Archive for July, 2011

I previously wrote about the Ball Flow Game I ran at the Scrum Gathering in Amsterdam. I’ve updated the game quite a bit since then and its stabilised into something I’m finding very useful when I work with Kanban teams to help them understand some of the concepts behind Kanban Thinking. I hope this write-up enables others to use and run the game.

To recap, the Ball Flow Game is based on the Ball Point Game, with the following rules:

• Participants play as a whole team
• Balls must have air time between people
• No passing to a direct neighbour
• The start person must be the end person

The aim is to complete 20 balls (as opposed to complete as many in 2 minutes).
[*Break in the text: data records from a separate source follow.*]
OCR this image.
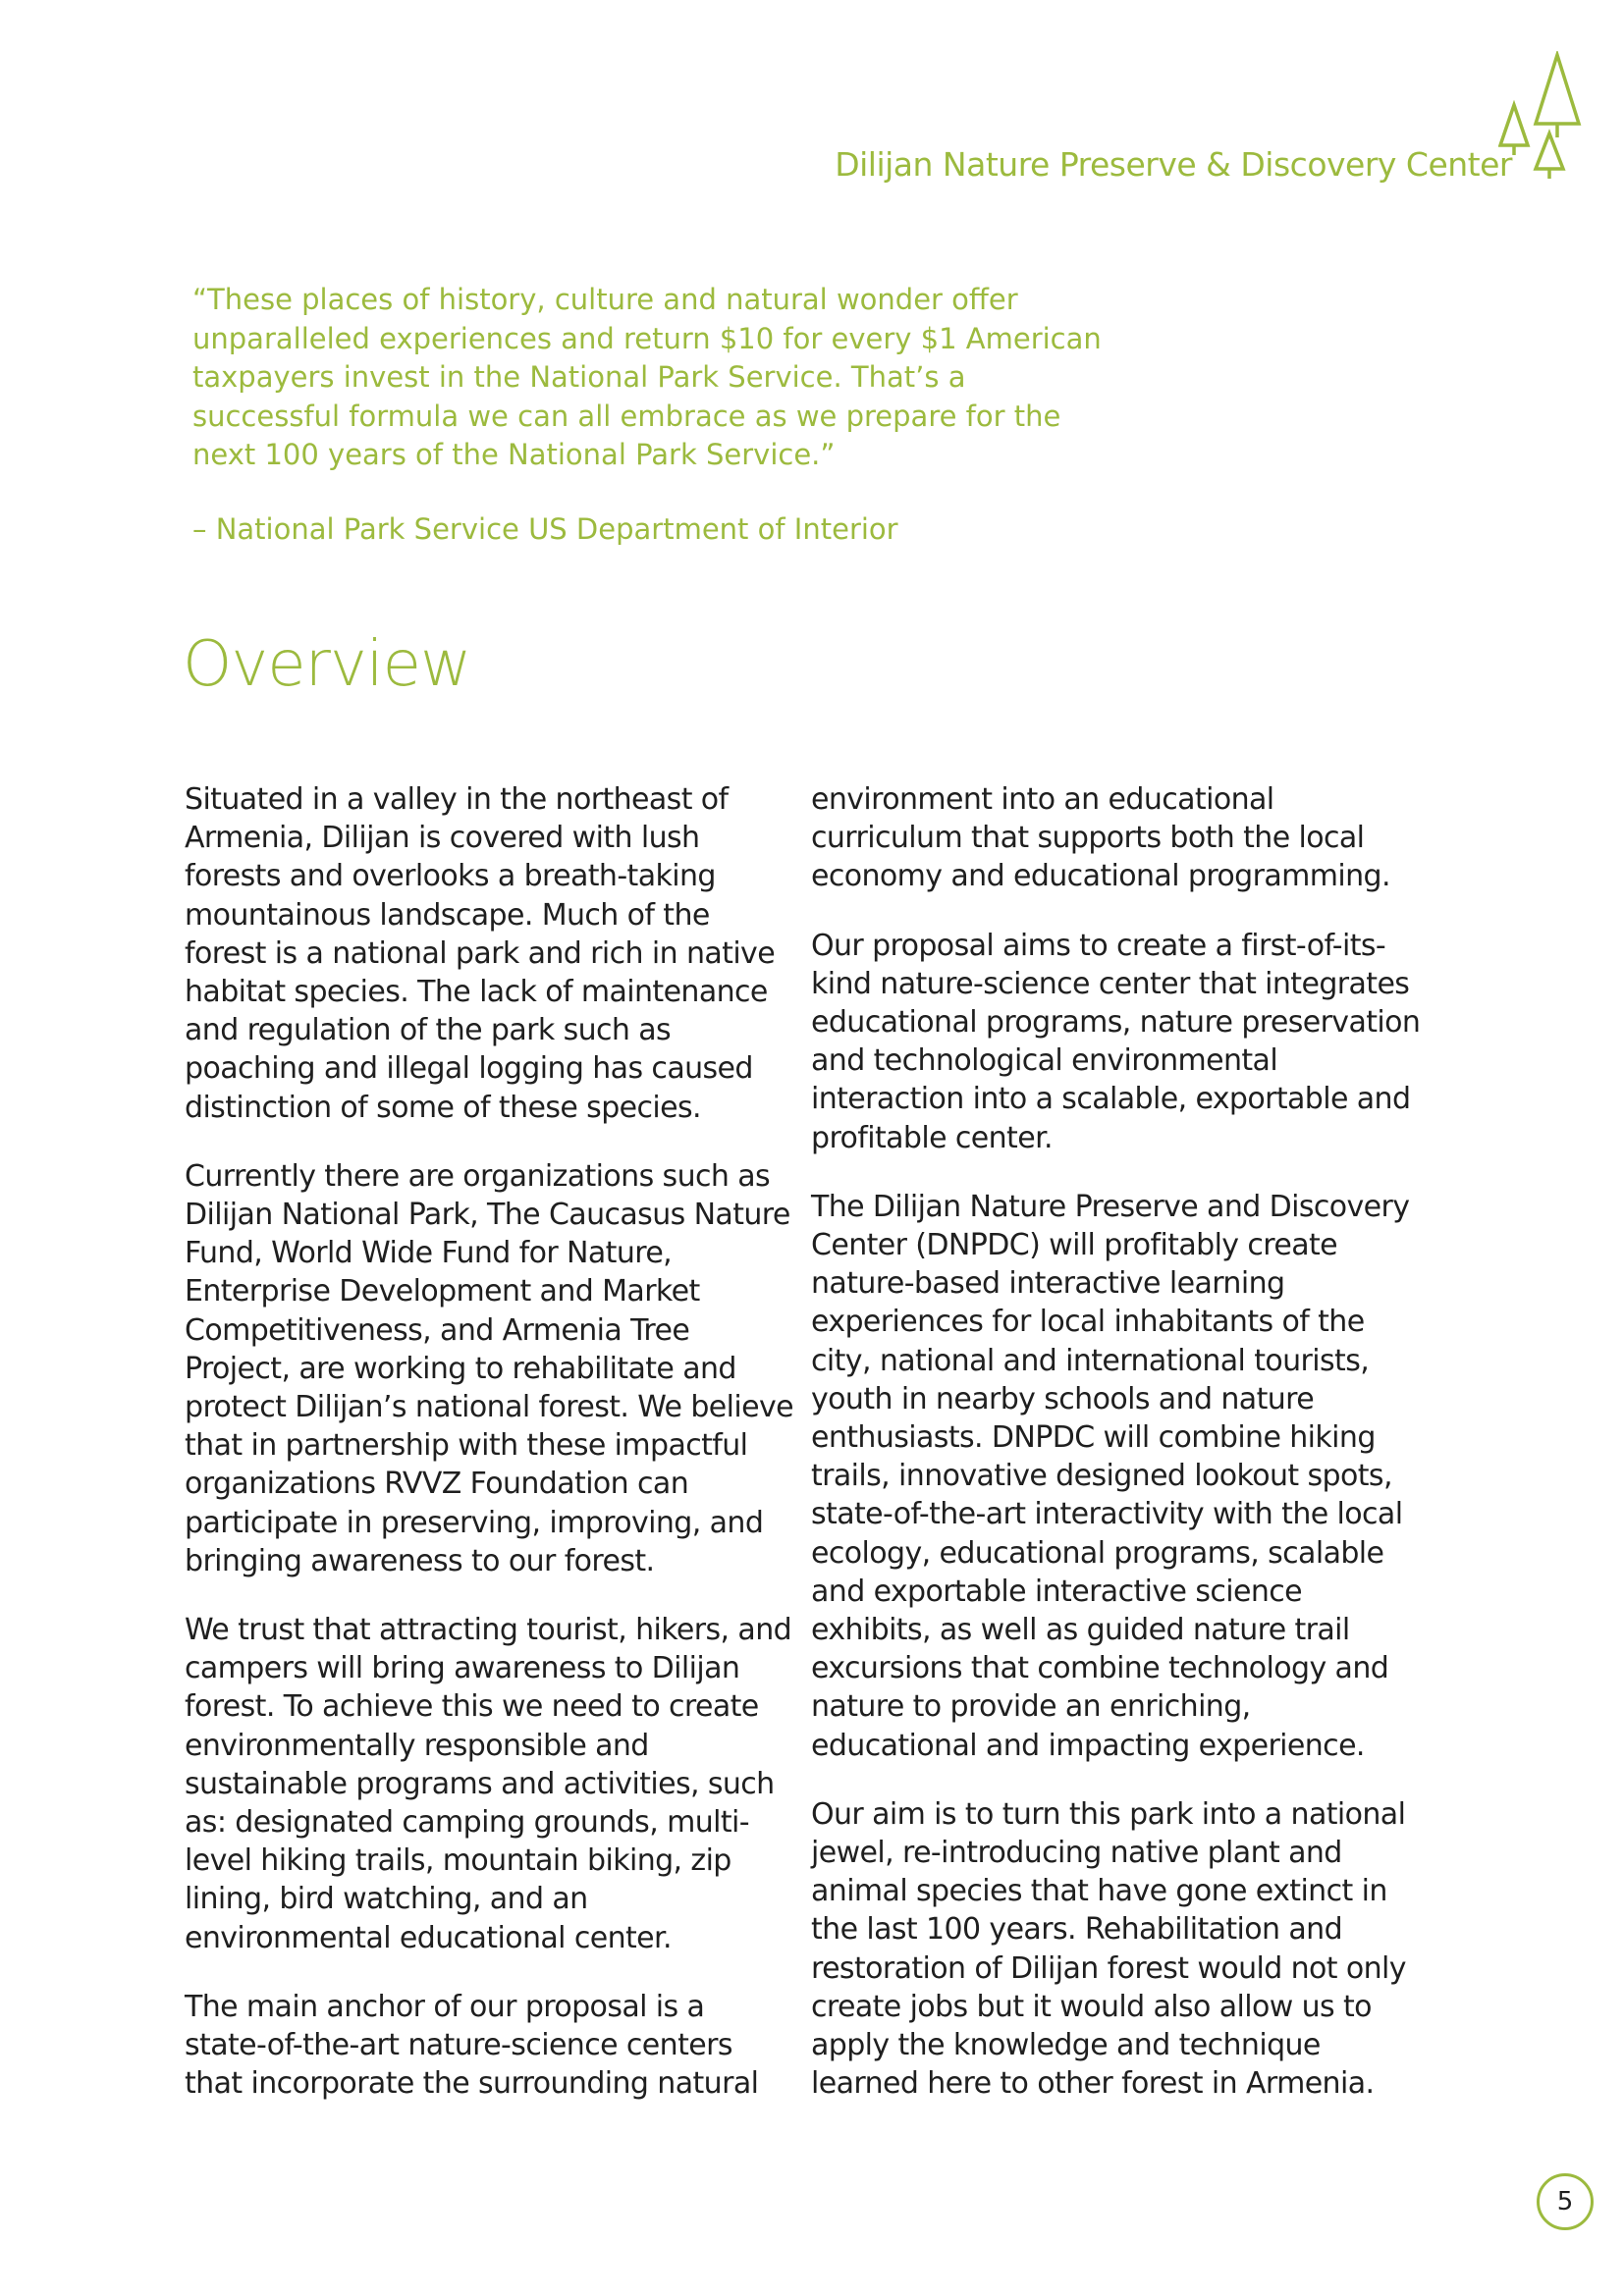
Dilijan Nature Preserve & Discovery Center

“These places of history, culture and natural wonder offer unparalleled experiences and return $10 for every $1 American taxpayers invest in the National Park Service. That’s a successful formula we can all embrace as we prepare for the next 100 years of the National Park Service.”

– National Park Service US Department of Interior
Overview

Situated in a valley in the northeast of Armenia, Dilijan is covered with lush forests and overlooks a breath-taking mountainous landscape. Much of the forest is a national park and rich in native habitat species. The lack of maintenance and regulation of the park such as poaching and illegal logging has caused distinction of some of these species.

Currently there are organizations such as Dilijan National Park, The Caucasus Nature Fund, World Wide Fund for Nature, Enterprise Development and Market Competitiveness, and Armenia Tree Project, are working to rehabilitate and protect Dilijan’s national forest. We believe that in partnership with these impactful organizations RVVZ Foundation can participate in preserving, improving, and bringing awareness to our forest.

We trust that attracting tourist, hikers, and campers will bring awareness to Dilijan forest. To achieve this we need to create environmentally responsible and sustainable programs and activities, such as: designated camping grounds, multi-level hiking trails, mountain biking, zip lining, bird watching, and an environmental educational center.

The main anchor of our proposal is a state-of-the-art nature-science centers that incorporate the surrounding natural

environment into an educational curriculum that supports both the local economy and educational programming.

Our proposal aims to create a first-of-its-kind nature-science center that integrates educational programs, nature preservation and technological environmental interaction into a scalable, exportable and profitable center.

The Dilijan Nature Preserve and Discovery Center (DNPDC) will profitably create nature-based interactive learning experiences for local inhabitants of the city, national and international tourists, youth in nearby schools and nature enthusiasts. DNPDC will combine hiking trails, innovative designed lookout spots, state-of-the-art interactivity with the local ecology, educational programs, scalable and exportable interactive science exhibits, as well as guided nature trail excursions that combine technology and nature to provide an enriching, educational and impacting experience.

Our aim is to turn this park into a national jewel, re-introducing native plant and animal species that have gone extinct in the last 100 years. Rehabilitation and restoration of Dilijan forest would not only create jobs but it would also allow us to apply the knowledge and technique learned here to other forest in Armenia.

5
Thanks to Rally colleague Eric Willeke I now add some fun context as well. I tell the team that they are producing magic balls. Magic is added to a ball only when everyone has touched it. If two people touch a ball at the same time, the magic is dispersed. Further, magnetic fields mean that passing a ball to a direct neighbour also stops magic being added. The start/end person is the customer wanting magic to be added to the balls. Its silly, but it adds an extra element of fun, and reinforces that the rules are constraints in the context that can’t be changed.

I use a spreadsheet to help automatically capture data about the performance of the team. (Download the template). It works using four macros, which are assigned to buttons and hot-keys:

• Begin (Ctl-B). Begins a round by starting a timer.
• In (Ctl-I). Captures the time a ball is added into the system.
• Out (Ctl-O). Captures the time a ball come out of the system.
• End (Ctl-E). Ends a round by calculating the metrics.

Once the metrics are calculated, three charts on the worksheet will populate themselves.

• Lead Time. The time each ball took to work its way through the team (assuming balls enter and exit in the same order). The dotted line is the average.
• Throughput. The number of balls the team completes every 10 seconds
• Cumulative Flow Diagram. The number of balls either not started, in progress or done every 10 seconds

Upper and Lower Control Limits can also be calculated and displayed for Lead Time. They are currently commented out in the macro code because I found that they weren’t necessary for the core learning objectives. You may also need to tweak some of the macro functions for different versions of Excel (I use Windows Excel 2010). The template has worksheets for 5 rounds. For additional sheets, simply one of the existing rounds.

One of the things I’ve noticed is how the dynamics of the conversations are different from when I run the traditional Ball Point Game with teams. In particular, the team I was working with today really understood the idea of scientific management and made very small, quick and focussed changes each round as experiments, hypothesising on how the metrics would change. With the Ball Point Game I find teams want to debate in depth all the options in their attempts to get an improvement.

Note that as I said in a post of Balanced Software Development, “scientific management is still relevant for knowledge work, when the workers are the scientists.”

Here are the results. (Apparently we started with only 19 balls due to a facilitator error!)

Round 1

In this round, the customer ‘pushed’ balls into the system when he could. You can see the lead time increase as the WIP increases in the CFD, up to a point when a natural system limit is reached. Towards the end the customer stops adding more balls to let the system flush itself out a bit, which shows as the step in the CFD at about 60 seconds, the drop in lead time, and the spike in throughput. The final two balls went through when the system was virtually empty. Notice the short lead times again!

Round 2

In this round the team decided to limit the WIP to 6 – one per person. However, interestingly (to me at least) they decided to batch them, by getting all 6 through before they started the next 6. Lead time is much more stable this time. The spike is because the customer forgot to receive the last ball of the 1st batch before starting the 2nd batch, so it got stuck! Throughput is wildly variable though because nothing comes out for a while, and then all 6 come at once. You can see the batching in the ‘steps’ in the CFD.

Round 3

In this round the team wanted to experiment with an low extreme WIP limit of 1. Lead time is significantly better, but throughput is low because there is too much slack in the system now. Notice the smooth flow in the CDF. The patches where WIP drops to zero are because the customer’s process between receiving a ball out, and adding a ball in, added a noticeable delay.

Round 4

In this round the team increased the limit to 3, but continued to process those 3 in batches. Lead time remains the same, but with improved throughput. The CFD still shows signs of the batching with the customer delay between batches, but is much steeper due to the improved throughput.

Round 5

Finally, the team decided to remove the batches and solve the customer’s delay issue by re-organising themselves. This time the customer added 3 balls into the system, and then only added another when one came out. Lead time is slightly increased, probably due to the fact that there were always 3 balls in process which added some complexity. Throughput is improved again though, and the CFD is looking very smooth.

As you can see, the team made significant improvements over the five rounds by making small changes informed by the data they had about their flow and capability.